With that in mind, here’s what they had listed, along with my author-slanted twist on each one.
1. Descriptive headline. I’ve said it before and I’ll say it again. You’ve got three seconds to catch someone’s attention. Make sure you take advantage of those three seconds with a headline that tells people what they will get out of your book and your website.
2. Brief benefits copy. People are more likely to buy your book if you can tell them what they will get out of it. For a nonfiction author, this may mean “information on… that you can’t find anywhere else.” For a fiction author, it may be something like, “laugh and cry at the same time.”
3. Above-the-fold call to action. For those of you not familiar with these terms, let me define. “Above the fold,” means what someone sees on your site without having to scroll down. “Call to action” refers to a specific direction on what to do. So, an “above-the-fold call to action” is a specific action — be it “buy the book” or “sign up for the newsletter” — that you’re encouraging someone to do immediately upon arrival.
4. Features. Once you’ve sucked someone in with the “benefits” of the book, now you have to tell them about the “features” of the book. For example, how long is it? How many chapters? What formats do you sell it in?
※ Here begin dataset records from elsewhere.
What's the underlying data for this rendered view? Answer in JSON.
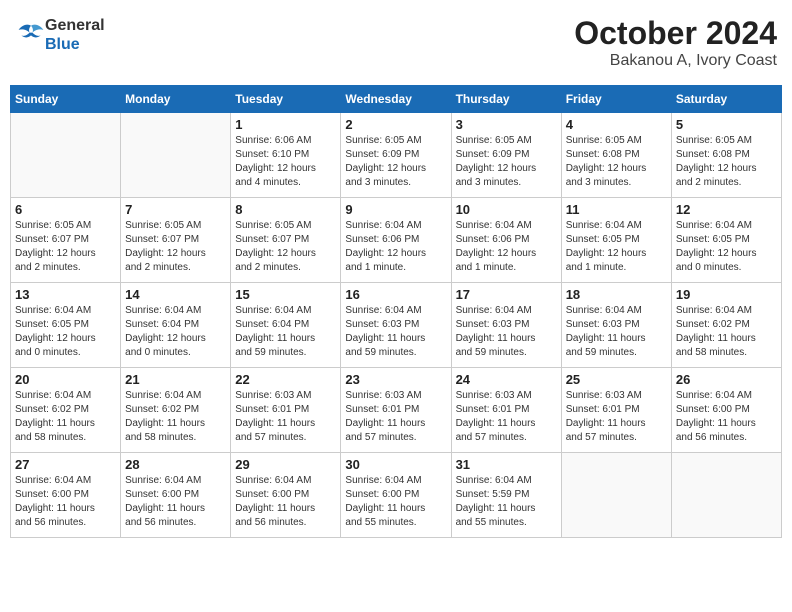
{
  "logo": {
    "general": "General",
    "blue": "Blue"
  },
  "title": "October 2024",
  "location": "Bakanou A, Ivory Coast",
  "days_of_week": [
    "Sunday",
    "Monday",
    "Tuesday",
    "Wednesday",
    "Thursday",
    "Friday",
    "Saturday"
  ],
  "weeks": [
    [
      {
        "day": "",
        "detail": ""
      },
      {
        "day": "",
        "detail": ""
      },
      {
        "day": "1",
        "detail": "Sunrise: 6:06 AM\nSunset: 6:10 PM\nDaylight: 12 hours\nand 4 minutes."
      },
      {
        "day": "2",
        "detail": "Sunrise: 6:05 AM\nSunset: 6:09 PM\nDaylight: 12 hours\nand 3 minutes."
      },
      {
        "day": "3",
        "detail": "Sunrise: 6:05 AM\nSunset: 6:09 PM\nDaylight: 12 hours\nand 3 minutes."
      },
      {
        "day": "4",
        "detail": "Sunrise: 6:05 AM\nSunset: 6:08 PM\nDaylight: 12 hours\nand 3 minutes."
      },
      {
        "day": "5",
        "detail": "Sunrise: 6:05 AM\nSunset: 6:08 PM\nDaylight: 12 hours\nand 2 minutes."
      }
    ],
    [
      {
        "day": "6",
        "detail": "Sunrise: 6:05 AM\nSunset: 6:07 PM\nDaylight: 12 hours\nand 2 minutes."
      },
      {
        "day": "7",
        "detail": "Sunrise: 6:05 AM\nSunset: 6:07 PM\nDaylight: 12 hours\nand 2 minutes."
      },
      {
        "day": "8",
        "detail": "Sunrise: 6:05 AM\nSunset: 6:07 PM\nDaylight: 12 hours\nand 2 minutes."
      },
      {
        "day": "9",
        "detail": "Sunrise: 6:04 AM\nSunset: 6:06 PM\nDaylight: 12 hours\nand 1 minute."
      },
      {
        "day": "10",
        "detail": "Sunrise: 6:04 AM\nSunset: 6:06 PM\nDaylight: 12 hours\nand 1 minute."
      },
      {
        "day": "11",
        "detail": "Sunrise: 6:04 AM\nSunset: 6:05 PM\nDaylight: 12 hours\nand 1 minute."
      },
      {
        "day": "12",
        "detail": "Sunrise: 6:04 AM\nSunset: 6:05 PM\nDaylight: 12 hours\nand 0 minutes."
      }
    ],
    [
      {
        "day": "13",
        "detail": "Sunrise: 6:04 AM\nSunset: 6:05 PM\nDaylight: 12 hours\nand 0 minutes."
      },
      {
        "day": "14",
        "detail": "Sunrise: 6:04 AM\nSunset: 6:04 PM\nDaylight: 12 hours\nand 0 minutes."
      },
      {
        "day": "15",
        "detail": "Sunrise: 6:04 AM\nSunset: 6:04 PM\nDaylight: 11 hours\nand 59 minutes."
      },
      {
        "day": "16",
        "detail": "Sunrise: 6:04 AM\nSunset: 6:03 PM\nDaylight: 11 hours\nand 59 minutes."
      },
      {
        "day": "17",
        "detail": "Sunrise: 6:04 AM\nSunset: 6:03 PM\nDaylight: 11 hours\nand 59 minutes."
      },
      {
        "day": "18",
        "detail": "Sunrise: 6:04 AM\nSunset: 6:03 PM\nDaylight: 11 hours\nand 59 minutes."
      },
      {
        "day": "19",
        "detail": "Sunrise: 6:04 AM\nSunset: 6:02 PM\nDaylight: 11 hours\nand 58 minutes."
      }
    ],
    [
      {
        "day": "20",
        "detail": "Sunrise: 6:04 AM\nSunset: 6:02 PM\nDaylight: 11 hours\nand 58 minutes."
      },
      {
        "day": "21",
        "detail": "Sunrise: 6:04 AM\nSunset: 6:02 PM\nDaylight: 11 hours\nand 58 minutes."
      },
      {
        "day": "22",
        "detail": "Sunrise: 6:03 AM\nSunset: 6:01 PM\nDaylight: 11 hours\nand 57 minutes."
      },
      {
        "day": "23",
        "detail": "Sunrise: 6:03 AM\nSunset: 6:01 PM\nDaylight: 11 hours\nand 57 minutes."
      },
      {
        "day": "24",
        "detail": "Sunrise: 6:03 AM\nSunset: 6:01 PM\nDaylight: 11 hours\nand 57 minutes."
      },
      {
        "day": "25",
        "detail": "Sunrise: 6:03 AM\nSunset: 6:01 PM\nDaylight: 11 hours\nand 57 minutes."
      },
      {
        "day": "26",
        "detail": "Sunrise: 6:04 AM\nSunset: 6:00 PM\nDaylight: 11 hours\nand 56 minutes."
      }
    ],
    [
      {
        "day": "27",
        "detail": "Sunrise: 6:04 AM\nSunset: 6:00 PM\nDaylight: 11 hours\nand 56 minutes."
      },
      {
        "day": "28",
        "detail": "Sunrise: 6:04 AM\nSunset: 6:00 PM\nDaylight: 11 hours\nand 56 minutes."
      },
      {
        "day": "29",
        "detail": "Sunrise: 6:04 AM\nSunset: 6:00 PM\nDaylight: 11 hours\nand 56 minutes."
      },
      {
        "day": "30",
        "detail": "Sunrise: 6:04 AM\nSunset: 6:00 PM\nDaylight: 11 hours\nand 55 minutes."
      },
      {
        "day": "31",
        "detail": "Sunrise: 6:04 AM\nSunset: 5:59 PM\nDaylight: 11 hours\nand 55 minutes."
      },
      {
        "day": "",
        "detail": ""
      },
      {
        "day": "",
        "detail": ""
      }
    ]
  ]
}
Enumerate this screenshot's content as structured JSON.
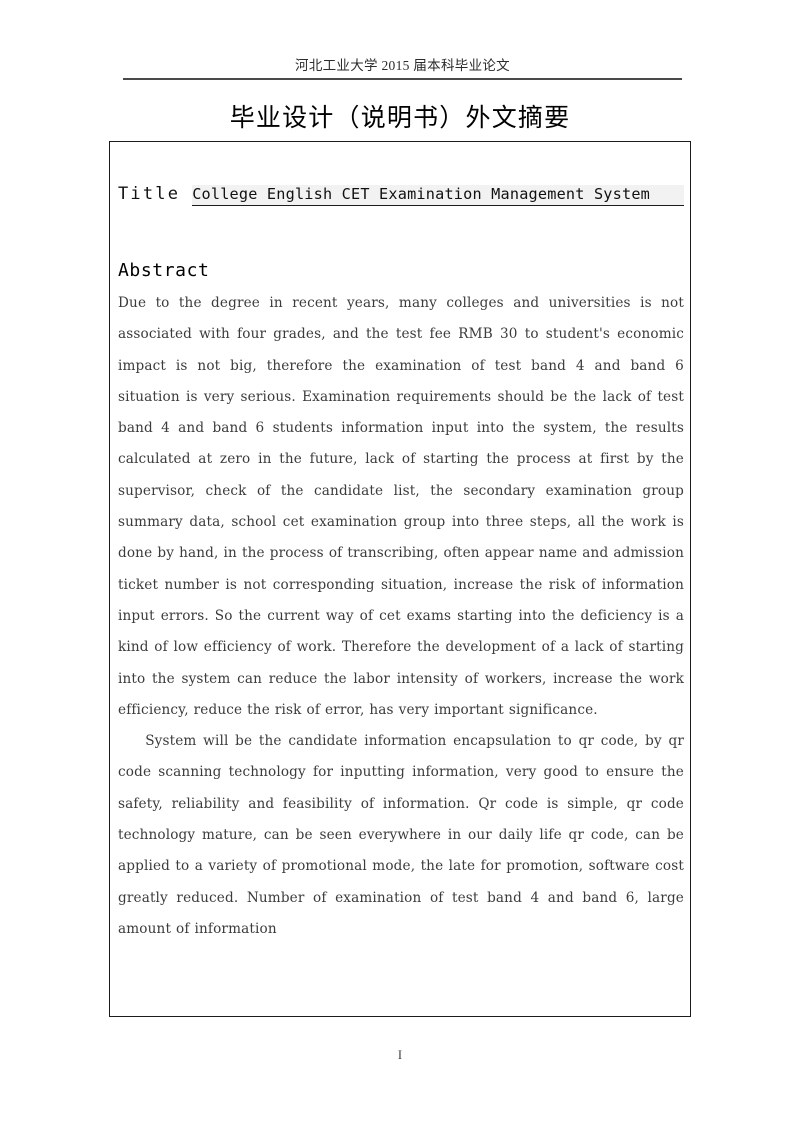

5. Success indicators. Make sure to include excerpts from rave reviews of the book, testimonials from professionals, etc…
6. Supporting image. Use a picture (and not a stock image) to sell your book and your website. Maybe it’s a powerful book cover. Maybe it’s a photo of you. Whatever it is, make sure it conveys something.
7. Resource center. According to Internet and Marketing Report, about 96% of website visitors won’t be ready to buy anything right away. So make sure you give them a place they can spend some time on the site, learn more, and come back to regularly.
8. Content offer. The best thing you can do is collect a visitor’s email address. But how do you get them to give that to you? You offer them a bonus for doing so, like a downloadable white paper or a list of secrets behind the book.
9. Social media icons. This is practically a requirement in 2012. People want to know that you’re up-to-date and responsive. Having places for people to friend or follow you on Facebook and Twitter sends that message.
See? An author is just like any other website owner. Follow these nine guidelines and you will have an author website that helps accomplish your goals.